The document also examines the specific needs of New Zealand companies and the users of their reports, with particular emphasis on eliminating unnecessary compliance costs, particularly for small and medium enterprises.
"The discussion document is the first part of a two-part review of the Financial Reporting Act, and forms a part of the government's efforts to strengthen corporate governance in New Zealand," Margaret Wilson says.
"This two-part review will bolster and consolidate New Zealand's financial reporting requirements, and ensure that they are appropriate to New Zealand circumstances.
"It will also guarantee that New Zealand is able to remain at the forefront of accounting practice with appropriate consideration of relevant global trends, particularly the adoption of International Financial Reporting Standards.
"And it will consider what, if anything, needs to be done to New Zealand law to prevent the type of corporate scandals that have recently occurred in Europe, the United States and Australia."
Submissions close on Friday, 14 May 2004. Electronic copies of the document are available from the Ministry of Economic Development website at
The discussion document, entitled Review of the Financial Reporting Act 1993 – Part I: The Financial Reporting Structure, examines the types of entity that should be required to produce financial reports.
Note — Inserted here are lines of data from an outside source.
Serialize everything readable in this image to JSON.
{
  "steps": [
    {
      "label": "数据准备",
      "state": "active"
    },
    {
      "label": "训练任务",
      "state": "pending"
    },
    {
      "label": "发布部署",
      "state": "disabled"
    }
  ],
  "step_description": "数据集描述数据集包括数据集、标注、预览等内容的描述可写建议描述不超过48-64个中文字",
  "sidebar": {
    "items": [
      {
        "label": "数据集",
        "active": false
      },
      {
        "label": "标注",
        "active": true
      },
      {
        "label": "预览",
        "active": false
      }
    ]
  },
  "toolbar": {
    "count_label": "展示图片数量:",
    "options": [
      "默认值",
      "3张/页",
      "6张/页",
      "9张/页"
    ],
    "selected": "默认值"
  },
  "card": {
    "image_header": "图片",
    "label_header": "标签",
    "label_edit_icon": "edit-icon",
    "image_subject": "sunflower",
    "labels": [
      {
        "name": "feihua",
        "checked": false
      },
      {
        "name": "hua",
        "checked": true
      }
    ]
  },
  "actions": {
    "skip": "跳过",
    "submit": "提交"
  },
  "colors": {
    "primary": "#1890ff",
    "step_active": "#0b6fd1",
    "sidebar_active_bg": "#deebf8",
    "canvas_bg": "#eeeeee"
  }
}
The document firstly includes a discussion of reporting entities and the financial reporting framework, and adopts a proposal of the Accounting Standards Review Board as a basis for discussion.
It also canvasses the requirements for audit and filing of financial reports on a similar basis to reporting requirements.
Thirdly, the discussion document asks for views on the possibility of having one set of financial reporting requirements with universal application to all types of entity, not just companies.
Finally, the discussion document considers whether financial reporting standards should be applied outside the profit-seeking corporate sphere, to governmental agencies and other "public benefit" entities.
Part II of the review, expected towards the middle of the year, will include discussions of several other issues, including the institutional arrangements related to financial reporting, the enforcement regime, the application of international standards, auditor oversight and auditing standards, and the overseas companies regime.
This second part is being deferred pending the outcome of the trans-Tasman accounting standards advisory group, as recently announced by Hon Peter Costello, Australian Treasurer and Hon Dr Michael Cullen, as the issues will be dependent on any recommendations of the advisory group.